No, he isn’t suggesting that patients scrap the long tradition of visiting doctors in their offices. In so many cases, there’s nothing as effective as those face-to-face encounters, during which healthcare professionals can conduct hands-on examinations, make diagnoses, and suggest remedies.
Two years ago, Dorsey showed that he – a specialist in neurology -- could offer Parkinson’s patients good care via inexpensive videoconferencing between his office and his patients’ nursing home. The patients who participated said their video-chats with Dorsey were “better” than their in-the-flesh office visits with non-specialists.
Next, in a seven-month experiment reported last month in JAMA Neurology, Dorsey tried virtual housecalls. Ten Parkinson’s patients used their own home computers to teleconference with specialists. Another ten Parkinson’s patients made actual – traditional – trips to a specialist’s office for care. Not surprisingly, here’s what happened:
- Patients who made the actual trips to a specialist’s office needed 4.25 hours; the video patients needed 53 minutes.
- Video patients found the experience more convenient and comfortable.
- Video patients paid about $85 per visit; patients who travelled to an office paid about $137 per visit (61% more).
- Video patients reported several negatives: less personal contact, incomplete information, and technical issues.
- At the experiment’s conclusion, all video patients wanted to keep the virtual visits going. Among the office visitors, 83% wanted to give teleconferencing a try.
To keep the momentum going, Dr. Dorsey is offering free, one-time video consultations, during which he might discuss diagnoses, physical therapy, tests, and the patients’ prospects. He is licensed to practice in California, Delaware, Florida, Maryland, and NewYork, so prospective video patients must reside in one of those states. If you live outside the United States, you ARE eligible to participate.
Interested? The toll-free number is 855-237-7447. Dorsey’s office will set up the visit for the Parkinson’s patient and family for free.

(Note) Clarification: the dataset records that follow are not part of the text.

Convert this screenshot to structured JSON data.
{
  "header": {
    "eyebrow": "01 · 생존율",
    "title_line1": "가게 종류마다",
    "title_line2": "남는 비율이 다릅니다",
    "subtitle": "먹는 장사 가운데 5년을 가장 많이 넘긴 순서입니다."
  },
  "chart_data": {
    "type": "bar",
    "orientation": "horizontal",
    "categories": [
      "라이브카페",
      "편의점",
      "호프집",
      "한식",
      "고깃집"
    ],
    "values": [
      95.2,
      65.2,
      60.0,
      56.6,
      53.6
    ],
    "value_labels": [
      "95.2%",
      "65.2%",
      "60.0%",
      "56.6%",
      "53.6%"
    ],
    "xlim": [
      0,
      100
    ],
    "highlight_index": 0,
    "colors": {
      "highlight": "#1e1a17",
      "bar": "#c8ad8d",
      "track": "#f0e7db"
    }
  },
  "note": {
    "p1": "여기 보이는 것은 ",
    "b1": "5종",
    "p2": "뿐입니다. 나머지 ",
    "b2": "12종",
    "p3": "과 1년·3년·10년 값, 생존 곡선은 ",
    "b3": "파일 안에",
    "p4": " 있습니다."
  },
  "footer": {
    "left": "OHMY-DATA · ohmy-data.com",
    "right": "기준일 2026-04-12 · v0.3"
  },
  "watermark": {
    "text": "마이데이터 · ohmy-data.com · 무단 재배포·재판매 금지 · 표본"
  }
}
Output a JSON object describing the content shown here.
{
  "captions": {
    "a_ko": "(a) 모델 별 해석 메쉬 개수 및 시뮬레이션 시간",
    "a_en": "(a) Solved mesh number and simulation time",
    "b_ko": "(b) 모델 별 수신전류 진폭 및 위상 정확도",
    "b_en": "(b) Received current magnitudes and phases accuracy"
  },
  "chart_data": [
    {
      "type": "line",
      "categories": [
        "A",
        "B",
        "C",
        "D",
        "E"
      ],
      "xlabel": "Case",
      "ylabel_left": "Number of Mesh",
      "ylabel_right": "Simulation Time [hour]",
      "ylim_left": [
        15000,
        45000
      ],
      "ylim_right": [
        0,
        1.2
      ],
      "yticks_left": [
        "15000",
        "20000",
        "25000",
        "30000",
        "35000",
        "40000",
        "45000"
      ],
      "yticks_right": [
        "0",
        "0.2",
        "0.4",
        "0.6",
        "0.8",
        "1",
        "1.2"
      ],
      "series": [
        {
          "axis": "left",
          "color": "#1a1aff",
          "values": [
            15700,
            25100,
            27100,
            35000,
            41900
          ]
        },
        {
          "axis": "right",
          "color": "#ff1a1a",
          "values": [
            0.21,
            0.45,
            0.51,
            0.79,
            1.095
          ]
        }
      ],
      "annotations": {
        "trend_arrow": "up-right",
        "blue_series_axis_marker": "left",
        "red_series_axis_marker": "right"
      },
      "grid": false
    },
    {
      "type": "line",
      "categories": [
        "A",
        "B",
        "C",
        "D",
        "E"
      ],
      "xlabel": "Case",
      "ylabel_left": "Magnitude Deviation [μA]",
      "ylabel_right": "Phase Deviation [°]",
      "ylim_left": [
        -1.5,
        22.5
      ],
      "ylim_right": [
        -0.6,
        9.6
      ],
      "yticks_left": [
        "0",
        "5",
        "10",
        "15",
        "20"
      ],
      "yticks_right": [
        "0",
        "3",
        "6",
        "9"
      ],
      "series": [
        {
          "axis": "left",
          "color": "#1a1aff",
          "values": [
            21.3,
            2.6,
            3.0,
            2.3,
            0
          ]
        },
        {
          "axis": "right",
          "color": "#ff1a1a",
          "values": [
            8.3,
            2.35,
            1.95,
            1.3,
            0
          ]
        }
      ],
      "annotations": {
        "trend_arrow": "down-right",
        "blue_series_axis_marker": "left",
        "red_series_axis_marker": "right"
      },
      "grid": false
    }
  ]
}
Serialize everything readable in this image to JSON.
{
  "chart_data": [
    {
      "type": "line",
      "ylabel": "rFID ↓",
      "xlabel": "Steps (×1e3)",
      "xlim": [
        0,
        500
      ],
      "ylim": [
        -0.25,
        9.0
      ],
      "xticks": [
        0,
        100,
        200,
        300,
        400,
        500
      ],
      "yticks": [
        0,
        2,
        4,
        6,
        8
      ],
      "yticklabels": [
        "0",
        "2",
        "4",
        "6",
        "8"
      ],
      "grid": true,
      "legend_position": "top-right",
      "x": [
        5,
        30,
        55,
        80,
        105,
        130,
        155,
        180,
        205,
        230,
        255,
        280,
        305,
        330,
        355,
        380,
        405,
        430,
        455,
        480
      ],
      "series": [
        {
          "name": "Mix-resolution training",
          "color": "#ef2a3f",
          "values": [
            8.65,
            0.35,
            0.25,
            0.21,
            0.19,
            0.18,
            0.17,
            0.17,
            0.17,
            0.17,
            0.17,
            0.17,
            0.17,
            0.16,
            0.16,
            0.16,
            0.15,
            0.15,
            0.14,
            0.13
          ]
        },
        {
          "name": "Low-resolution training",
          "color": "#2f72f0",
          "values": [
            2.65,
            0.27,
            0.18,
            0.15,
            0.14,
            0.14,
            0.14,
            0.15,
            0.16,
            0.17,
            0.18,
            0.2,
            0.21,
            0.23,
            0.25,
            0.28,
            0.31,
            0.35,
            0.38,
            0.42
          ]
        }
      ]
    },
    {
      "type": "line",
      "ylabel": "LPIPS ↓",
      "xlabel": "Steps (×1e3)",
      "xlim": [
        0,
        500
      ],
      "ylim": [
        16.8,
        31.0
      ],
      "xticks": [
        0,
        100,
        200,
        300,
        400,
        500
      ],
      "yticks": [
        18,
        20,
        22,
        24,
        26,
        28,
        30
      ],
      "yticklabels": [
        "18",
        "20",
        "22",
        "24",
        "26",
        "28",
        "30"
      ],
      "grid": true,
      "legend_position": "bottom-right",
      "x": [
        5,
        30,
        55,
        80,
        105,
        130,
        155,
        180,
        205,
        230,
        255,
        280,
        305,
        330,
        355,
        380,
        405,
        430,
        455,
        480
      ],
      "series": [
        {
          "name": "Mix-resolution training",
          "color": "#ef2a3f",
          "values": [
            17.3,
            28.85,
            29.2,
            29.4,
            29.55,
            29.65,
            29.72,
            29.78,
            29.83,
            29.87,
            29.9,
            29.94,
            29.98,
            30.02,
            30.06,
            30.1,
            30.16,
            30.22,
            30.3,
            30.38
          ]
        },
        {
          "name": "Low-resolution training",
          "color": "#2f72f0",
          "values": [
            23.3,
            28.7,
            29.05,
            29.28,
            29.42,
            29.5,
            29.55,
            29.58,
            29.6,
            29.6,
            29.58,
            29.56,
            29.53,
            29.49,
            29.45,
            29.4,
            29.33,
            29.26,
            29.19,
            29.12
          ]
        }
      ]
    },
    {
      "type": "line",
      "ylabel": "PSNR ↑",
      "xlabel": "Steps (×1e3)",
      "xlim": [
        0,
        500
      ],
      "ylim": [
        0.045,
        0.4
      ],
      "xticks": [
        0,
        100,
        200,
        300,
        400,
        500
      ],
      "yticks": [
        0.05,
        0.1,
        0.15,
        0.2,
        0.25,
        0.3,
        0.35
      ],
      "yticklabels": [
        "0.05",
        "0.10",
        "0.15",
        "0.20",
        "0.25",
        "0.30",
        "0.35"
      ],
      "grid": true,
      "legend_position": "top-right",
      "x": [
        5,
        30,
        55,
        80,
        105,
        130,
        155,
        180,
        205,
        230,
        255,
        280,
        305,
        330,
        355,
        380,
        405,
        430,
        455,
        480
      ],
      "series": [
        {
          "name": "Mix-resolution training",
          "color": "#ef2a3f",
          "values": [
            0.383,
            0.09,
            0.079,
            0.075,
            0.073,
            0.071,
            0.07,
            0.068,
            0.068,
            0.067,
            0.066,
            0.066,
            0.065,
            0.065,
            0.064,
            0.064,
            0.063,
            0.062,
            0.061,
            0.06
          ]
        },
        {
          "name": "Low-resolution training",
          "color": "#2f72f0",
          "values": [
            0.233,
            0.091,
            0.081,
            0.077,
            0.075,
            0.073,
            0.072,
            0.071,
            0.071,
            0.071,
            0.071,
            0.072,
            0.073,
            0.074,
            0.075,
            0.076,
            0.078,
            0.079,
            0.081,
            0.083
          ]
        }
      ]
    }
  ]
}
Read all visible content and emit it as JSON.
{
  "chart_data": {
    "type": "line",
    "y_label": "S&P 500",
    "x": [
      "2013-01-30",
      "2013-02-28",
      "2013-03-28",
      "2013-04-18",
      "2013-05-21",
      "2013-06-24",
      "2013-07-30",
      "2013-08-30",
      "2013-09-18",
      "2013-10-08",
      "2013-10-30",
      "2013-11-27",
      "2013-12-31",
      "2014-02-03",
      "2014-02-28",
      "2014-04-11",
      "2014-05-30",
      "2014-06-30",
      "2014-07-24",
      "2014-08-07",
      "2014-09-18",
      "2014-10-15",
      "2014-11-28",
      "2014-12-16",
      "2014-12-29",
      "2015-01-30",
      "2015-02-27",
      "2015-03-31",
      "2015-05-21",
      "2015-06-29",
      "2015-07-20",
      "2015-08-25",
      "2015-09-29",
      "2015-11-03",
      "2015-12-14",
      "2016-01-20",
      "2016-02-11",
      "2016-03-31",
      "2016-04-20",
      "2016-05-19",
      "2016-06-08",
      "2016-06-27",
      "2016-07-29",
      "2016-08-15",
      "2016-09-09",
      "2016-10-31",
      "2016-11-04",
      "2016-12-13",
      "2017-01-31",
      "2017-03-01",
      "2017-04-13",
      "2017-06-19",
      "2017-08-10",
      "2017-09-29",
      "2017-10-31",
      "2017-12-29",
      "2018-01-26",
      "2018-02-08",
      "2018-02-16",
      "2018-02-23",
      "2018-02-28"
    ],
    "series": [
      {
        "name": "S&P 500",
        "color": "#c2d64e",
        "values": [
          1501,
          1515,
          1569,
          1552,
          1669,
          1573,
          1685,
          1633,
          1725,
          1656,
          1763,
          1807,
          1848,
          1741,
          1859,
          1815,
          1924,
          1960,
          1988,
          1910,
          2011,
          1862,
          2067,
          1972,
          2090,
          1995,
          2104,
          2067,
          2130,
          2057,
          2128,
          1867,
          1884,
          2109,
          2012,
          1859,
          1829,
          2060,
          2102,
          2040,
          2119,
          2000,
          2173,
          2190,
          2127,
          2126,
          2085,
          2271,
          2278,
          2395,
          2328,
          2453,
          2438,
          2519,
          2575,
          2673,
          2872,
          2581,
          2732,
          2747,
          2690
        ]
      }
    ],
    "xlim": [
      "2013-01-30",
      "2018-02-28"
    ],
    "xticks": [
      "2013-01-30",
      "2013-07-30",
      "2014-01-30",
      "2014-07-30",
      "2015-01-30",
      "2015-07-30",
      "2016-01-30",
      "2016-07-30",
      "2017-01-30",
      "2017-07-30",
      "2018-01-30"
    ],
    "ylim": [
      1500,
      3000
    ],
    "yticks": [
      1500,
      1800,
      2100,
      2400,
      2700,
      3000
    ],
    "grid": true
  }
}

Now we're saying, “remove distance, remove disability, remove the distribution of doctors." Patients will come into an era where anyone, anywhere, can get the care they need.I’m excited about the remarkable healthcare possibilities of our new communications technology, but not surprised. I witnessed my housemate Nimesh court Bhawana – now his wife – via Skype when she was getting her MBA at a college in India. These days, I see the two of them – from the comfort of our home here in Washington, DC – talk in real-time using simple video software with relatives in China, Australia, and Nepal.
Why shouldn’t the healthcare arena capitalize and keep pace?